Personally, I can live with it. Yes. YMMV though!


----------



## Overread (Aug 6, 2014)

Long Exposure Noise reduction works by taking two exposures. First is your normal exposure, second is an exposure taken with the shutter blades fully shut and take at the same ISO and shutter speed settings as the original first shot (aperture doesn't matter because the blades aren't letting any light from the lens in). 

It then deducts any colour/noise in the second shot from the first. 

It's designed to remove noise generated by heat on the sensor, a typical problem when shooting long exposures over 30seconds. As such its only any good at removing this heat generated noise/dots because any regular noise is unlikely to show up in an exposure with no light contributing to it. 

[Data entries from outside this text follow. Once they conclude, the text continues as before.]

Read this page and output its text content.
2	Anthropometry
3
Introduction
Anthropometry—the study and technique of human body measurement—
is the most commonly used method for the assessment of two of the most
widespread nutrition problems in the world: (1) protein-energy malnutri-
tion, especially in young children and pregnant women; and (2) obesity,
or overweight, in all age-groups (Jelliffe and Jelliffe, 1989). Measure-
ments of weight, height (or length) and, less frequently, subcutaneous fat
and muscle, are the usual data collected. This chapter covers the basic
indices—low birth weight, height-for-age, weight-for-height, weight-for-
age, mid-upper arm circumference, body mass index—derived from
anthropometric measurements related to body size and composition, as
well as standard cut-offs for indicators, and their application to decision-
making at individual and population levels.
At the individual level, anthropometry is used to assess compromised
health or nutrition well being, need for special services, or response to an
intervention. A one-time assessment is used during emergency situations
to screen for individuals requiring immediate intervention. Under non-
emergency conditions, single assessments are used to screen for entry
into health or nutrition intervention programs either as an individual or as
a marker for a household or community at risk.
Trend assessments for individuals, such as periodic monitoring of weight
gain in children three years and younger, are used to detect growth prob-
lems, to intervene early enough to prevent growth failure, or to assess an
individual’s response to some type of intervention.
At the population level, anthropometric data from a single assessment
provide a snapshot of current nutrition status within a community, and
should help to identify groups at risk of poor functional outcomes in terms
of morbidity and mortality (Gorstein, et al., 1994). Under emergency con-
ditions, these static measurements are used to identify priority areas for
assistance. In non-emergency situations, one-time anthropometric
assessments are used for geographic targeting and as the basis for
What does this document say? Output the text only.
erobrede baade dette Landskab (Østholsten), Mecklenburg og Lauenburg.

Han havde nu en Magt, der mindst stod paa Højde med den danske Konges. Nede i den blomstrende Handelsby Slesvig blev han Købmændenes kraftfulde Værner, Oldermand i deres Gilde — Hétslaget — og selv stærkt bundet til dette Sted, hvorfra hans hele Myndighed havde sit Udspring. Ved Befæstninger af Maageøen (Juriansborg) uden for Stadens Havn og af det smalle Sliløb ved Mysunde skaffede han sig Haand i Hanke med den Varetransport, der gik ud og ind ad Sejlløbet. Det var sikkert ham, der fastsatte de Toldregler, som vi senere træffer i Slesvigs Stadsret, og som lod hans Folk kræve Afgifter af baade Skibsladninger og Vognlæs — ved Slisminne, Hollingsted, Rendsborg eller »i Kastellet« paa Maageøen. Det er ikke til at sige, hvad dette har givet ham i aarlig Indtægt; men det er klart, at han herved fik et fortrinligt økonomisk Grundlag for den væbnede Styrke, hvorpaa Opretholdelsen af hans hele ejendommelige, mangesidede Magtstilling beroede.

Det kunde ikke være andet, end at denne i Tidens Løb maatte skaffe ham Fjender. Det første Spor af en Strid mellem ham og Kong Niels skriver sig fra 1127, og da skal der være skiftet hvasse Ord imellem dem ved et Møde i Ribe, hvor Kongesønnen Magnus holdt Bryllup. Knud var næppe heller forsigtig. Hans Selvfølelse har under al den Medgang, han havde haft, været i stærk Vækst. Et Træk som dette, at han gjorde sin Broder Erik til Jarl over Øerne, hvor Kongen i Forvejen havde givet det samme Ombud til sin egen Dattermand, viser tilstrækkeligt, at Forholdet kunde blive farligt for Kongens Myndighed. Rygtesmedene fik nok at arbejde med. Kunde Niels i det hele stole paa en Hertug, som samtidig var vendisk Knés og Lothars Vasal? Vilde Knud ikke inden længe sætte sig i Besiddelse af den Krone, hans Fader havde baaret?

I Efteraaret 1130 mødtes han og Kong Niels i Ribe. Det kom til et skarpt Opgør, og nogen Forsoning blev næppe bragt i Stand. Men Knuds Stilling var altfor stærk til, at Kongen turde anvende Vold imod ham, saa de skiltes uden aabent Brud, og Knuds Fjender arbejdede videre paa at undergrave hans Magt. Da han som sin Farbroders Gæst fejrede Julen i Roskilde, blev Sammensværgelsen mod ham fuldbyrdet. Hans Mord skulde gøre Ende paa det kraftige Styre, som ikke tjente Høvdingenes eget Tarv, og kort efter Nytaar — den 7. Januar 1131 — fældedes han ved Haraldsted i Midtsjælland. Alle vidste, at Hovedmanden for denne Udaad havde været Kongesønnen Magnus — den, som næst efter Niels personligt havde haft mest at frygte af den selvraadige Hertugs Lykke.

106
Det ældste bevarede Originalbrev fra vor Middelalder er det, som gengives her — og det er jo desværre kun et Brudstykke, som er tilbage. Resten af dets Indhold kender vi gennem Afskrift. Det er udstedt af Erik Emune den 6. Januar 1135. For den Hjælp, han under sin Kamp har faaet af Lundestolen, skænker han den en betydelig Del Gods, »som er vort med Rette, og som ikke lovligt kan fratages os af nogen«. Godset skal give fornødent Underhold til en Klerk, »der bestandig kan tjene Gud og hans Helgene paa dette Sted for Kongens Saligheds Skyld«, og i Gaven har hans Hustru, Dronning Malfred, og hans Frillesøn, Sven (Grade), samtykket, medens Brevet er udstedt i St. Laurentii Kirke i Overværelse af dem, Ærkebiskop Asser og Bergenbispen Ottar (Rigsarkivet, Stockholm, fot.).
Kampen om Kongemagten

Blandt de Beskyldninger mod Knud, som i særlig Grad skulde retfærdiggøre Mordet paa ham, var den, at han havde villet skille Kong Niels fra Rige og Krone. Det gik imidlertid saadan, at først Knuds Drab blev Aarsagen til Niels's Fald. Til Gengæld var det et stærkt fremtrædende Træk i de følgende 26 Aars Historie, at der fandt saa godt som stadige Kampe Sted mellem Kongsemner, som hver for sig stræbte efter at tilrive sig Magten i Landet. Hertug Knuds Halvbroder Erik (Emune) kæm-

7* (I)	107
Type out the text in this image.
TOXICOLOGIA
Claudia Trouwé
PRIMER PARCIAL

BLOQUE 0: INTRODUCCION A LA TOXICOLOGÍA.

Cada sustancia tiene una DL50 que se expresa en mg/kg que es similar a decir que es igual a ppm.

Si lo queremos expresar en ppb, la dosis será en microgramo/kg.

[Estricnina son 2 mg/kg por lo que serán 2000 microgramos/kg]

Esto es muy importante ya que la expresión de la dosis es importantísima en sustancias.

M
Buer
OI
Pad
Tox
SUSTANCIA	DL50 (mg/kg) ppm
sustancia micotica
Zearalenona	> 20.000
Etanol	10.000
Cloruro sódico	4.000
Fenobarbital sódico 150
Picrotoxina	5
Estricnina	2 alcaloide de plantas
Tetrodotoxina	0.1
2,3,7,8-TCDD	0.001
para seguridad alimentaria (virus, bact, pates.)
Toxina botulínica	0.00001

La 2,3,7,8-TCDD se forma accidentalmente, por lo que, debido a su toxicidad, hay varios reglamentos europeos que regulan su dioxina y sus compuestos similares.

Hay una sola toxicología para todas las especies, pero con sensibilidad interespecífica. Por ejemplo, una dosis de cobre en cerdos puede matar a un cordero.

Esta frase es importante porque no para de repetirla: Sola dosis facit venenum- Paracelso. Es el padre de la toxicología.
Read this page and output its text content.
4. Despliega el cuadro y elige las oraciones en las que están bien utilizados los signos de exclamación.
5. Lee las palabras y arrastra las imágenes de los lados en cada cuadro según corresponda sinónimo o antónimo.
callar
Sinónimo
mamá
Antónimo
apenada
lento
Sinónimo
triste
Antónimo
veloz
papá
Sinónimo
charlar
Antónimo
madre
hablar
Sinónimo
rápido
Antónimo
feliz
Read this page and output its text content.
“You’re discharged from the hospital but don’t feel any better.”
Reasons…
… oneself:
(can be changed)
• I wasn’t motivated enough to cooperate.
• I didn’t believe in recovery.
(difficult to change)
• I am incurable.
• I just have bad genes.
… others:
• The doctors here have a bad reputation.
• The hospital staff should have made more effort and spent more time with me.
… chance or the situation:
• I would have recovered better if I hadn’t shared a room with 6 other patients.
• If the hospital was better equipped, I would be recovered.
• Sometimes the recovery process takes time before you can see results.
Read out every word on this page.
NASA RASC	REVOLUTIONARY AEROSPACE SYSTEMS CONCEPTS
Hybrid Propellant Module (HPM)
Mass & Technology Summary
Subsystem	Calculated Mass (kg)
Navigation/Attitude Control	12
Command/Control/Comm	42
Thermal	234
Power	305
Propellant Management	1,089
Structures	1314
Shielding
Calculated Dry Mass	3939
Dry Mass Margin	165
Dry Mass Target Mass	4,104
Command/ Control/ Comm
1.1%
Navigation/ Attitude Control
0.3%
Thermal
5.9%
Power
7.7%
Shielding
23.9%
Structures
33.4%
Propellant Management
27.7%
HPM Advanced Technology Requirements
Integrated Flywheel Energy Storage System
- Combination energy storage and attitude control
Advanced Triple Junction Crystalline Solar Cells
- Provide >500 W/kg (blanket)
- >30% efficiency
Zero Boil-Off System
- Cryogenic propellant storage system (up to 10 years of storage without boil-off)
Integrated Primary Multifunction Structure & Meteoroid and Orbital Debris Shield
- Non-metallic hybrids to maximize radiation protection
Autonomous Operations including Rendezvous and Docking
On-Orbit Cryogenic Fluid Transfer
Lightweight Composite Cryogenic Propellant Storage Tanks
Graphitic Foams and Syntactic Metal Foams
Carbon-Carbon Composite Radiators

So for normal shooting its effect would be marginal to nothing.


----------



## Joefbs (Aug 6, 2014)

Overread said:


> Long Exposure Noise reduction works by taking two exposures. First is your normal exposure, second is an exposure taken with the shutter blades fully shut and take at the same ISO and shutter speed settings as the original first shot (aperture doesn't matter because the blades aren't letting any light from the lens in).
> 
> It then deducts any colour/noise in the second shot from the first.
> 
> ...




Awesome! That makes sense. Thanks for the explanation!


----------



## jsecordphoto (Aug 6, 2014)

I only use it when taking long (1minute +) foreground exposures at night. If I don't I end up with tons of hot pixels


----------